Your style should reflect you—the way you talk, the way you think, the way you look at situations. Also, your style should reflect something of your regard for your readers. If you want to whet their interest in your material, if you want to relieve some of the burden of evaluating your letter or report, there may be much you can do by putting life in the verbs and nouns used, getting rid of jargon, and adding color and vitality.

Some thoughtful observers feel that style may even have a magnetic effect, throwing a whole letter or report in a more auspicious light for readers, so that they seek merit in it, and are glad to take time with it.

So, now you have an introduction to the nine spokes in Ewing’s wheel, we’d like to reinforce one idea that deserves emphasis.
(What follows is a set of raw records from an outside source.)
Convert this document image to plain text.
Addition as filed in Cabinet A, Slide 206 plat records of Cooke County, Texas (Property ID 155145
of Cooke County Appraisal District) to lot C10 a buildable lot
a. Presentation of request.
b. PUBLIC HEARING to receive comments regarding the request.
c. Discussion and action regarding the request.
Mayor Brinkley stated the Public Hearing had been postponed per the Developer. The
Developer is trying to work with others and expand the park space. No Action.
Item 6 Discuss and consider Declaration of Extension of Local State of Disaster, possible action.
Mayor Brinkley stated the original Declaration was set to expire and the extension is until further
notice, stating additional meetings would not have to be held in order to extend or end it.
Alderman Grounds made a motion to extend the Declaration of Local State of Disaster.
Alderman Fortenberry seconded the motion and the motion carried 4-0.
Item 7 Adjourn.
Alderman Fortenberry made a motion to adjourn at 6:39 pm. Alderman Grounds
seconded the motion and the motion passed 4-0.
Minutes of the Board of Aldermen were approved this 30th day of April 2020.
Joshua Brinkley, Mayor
The Writer’s Wheel reveals the need for a “situational approach” to writing assignments.

In other words, every message, every hub, is different in size and makeup from other messages. It is different because of its intended audience and timing as well as because of its makeup of fact and opinion. And every writer’s wheel is slightly different in size from other wheels. Therefore, each message must have its spokes made to fit. Though the wheel may benefit from your knowledge of how spokes are set in other wheels, it doesn’t work to insert spokes that were created for other wheels.